Do impacto imediato à transformação estrutural: reorientando metas e métricas
Projetos assistencialistas adoram números rápidos: quantidade de cestas distribuídas, de consultas realizadas, de oficinas oferecidas. Esses indicadores têm seu lugar, mas, sozinhos, contam apenas uma história parcial – e, muitas vezes, enganosa. Uma comunidade pode ter recebido milhares de doações e continuar exatamente tão vulnerável quanto antes, porque nada mudou na capacidade coletiva de definir e sustentar seu próprio projeto de futuro.
A lógica do empoderamento e da autogestão exige outro tipo de régua. Em vez de medir apenas o quanto foi entregue, é preciso medir quem define o que é entregue, como é entregue e o que muda na correlação de forças ao redor. Isso significa incluir métricas qualitativas e processuais: grau de participação em assembleias, diversidade de vozes nas instâncias de decisão, rotatividade de lideranças, capacidade da comunidade de captar recursos por conta própria, surgimento de novas iniciativas autônomas a partir do projeto original.
Para doadores, essa mudança de lente implica aceitar indicadores menos glamourosos e prazos mais longos. Empoderamento raramente produz resultados lineares; ele é feito de avanços, recuos, conflitos, reorganizações internas. É preciso desenhar editais e contratos que reconheçam essa não linearidade, protegendo organizações e coletivos contra punições automáticas quando os números de curto prazo vacilam, desde que o processo de construção de poder local avance. Em vez de perguntar apenas “quantas pessoas foram atendidas?”, perguntar também “quantas pessoas passaram a decidir?”

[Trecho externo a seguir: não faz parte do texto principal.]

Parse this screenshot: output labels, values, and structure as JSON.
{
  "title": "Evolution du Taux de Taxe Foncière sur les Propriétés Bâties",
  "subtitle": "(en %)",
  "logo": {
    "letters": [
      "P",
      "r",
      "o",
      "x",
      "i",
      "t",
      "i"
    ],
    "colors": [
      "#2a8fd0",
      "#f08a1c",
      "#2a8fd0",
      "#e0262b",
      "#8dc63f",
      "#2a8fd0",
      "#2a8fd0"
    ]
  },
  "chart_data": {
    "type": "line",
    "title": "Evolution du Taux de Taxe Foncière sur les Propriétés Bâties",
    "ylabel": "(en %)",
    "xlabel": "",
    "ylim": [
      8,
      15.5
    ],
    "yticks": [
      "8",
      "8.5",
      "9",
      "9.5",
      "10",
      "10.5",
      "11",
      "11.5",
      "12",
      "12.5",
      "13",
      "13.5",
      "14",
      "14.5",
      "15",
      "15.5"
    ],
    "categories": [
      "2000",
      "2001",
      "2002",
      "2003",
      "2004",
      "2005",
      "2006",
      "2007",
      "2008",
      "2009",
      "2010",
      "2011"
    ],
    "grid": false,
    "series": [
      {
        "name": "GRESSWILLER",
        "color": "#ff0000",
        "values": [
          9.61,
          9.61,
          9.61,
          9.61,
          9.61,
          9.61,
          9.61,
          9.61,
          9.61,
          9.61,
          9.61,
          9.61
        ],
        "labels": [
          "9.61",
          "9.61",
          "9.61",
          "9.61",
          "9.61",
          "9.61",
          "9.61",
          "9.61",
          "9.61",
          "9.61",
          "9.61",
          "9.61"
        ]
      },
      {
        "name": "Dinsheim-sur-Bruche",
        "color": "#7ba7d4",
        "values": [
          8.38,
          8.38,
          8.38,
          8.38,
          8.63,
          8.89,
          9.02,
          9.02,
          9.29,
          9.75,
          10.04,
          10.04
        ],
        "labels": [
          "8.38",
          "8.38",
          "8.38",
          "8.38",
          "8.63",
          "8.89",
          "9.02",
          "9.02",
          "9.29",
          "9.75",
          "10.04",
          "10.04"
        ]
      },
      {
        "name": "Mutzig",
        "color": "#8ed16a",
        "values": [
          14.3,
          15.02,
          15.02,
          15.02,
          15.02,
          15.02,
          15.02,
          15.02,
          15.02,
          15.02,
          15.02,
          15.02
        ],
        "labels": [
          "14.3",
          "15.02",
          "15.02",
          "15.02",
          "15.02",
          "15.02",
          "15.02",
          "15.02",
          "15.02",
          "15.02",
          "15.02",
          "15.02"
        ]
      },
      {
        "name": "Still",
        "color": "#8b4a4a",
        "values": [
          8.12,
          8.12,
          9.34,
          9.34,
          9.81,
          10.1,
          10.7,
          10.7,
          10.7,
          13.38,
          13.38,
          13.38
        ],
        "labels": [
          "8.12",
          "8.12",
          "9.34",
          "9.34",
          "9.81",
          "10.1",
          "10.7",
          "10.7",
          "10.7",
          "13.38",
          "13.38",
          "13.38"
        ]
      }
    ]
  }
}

Voluntários podem reorientar sua própria bússola de impacto pessoal: menos fotos em redes sociais, mais atenção às narrativas internas da comunidade sobre o que mudou. Acadêmicos podem contribuir produzindo ferramentas de avaliação que capturem essa dimensão política da transformação, fugindo da tentação de reduzir autonomia a um índice genérico. A pergunta que precisa guiar o desenho de metas e métricas é simples e exigente: ao final deste projeto, quem terá mais poder do que antes – e por quê?
Conclusão
Se o salvadorismo oferece respostas rápidas, mas frágeis, o empoderamento convida a um compromisso mais longo, honesto e estrutural com as comunidades. Isso implica trocar a fantasia do herói solitário por processos coletivos, às vezes lentos e conflituosos, mas capazes de produzir algo que a ajuda pontual jamais alcança: poder real nas mãos de quem vive o problema todos os dias.
Para doadores, voluntários e acadêmicos, o próximo passo não é fazer mais do mesmo, e sim revisar criticamente seus papéis, critérios de sucesso e formas de se relacionar com os territórios. Ao escolher projetos que priorizam autogestão, participação vinculante e formação contínua, você não apenas contribui com recursos ou tempo; você ajuda a deslocar o eixo da transformação social, da dependência para a autonomia. A pergunta que fica, então, é simples e incômoda: nas próximas decisões que você tomar, quem vai sair mais forte – sua imagem ou o poder coletivo de uma comunidade?
Esta publicação foi gerada por ferramentas de Inteligência Artificial e revisada por um ser humano.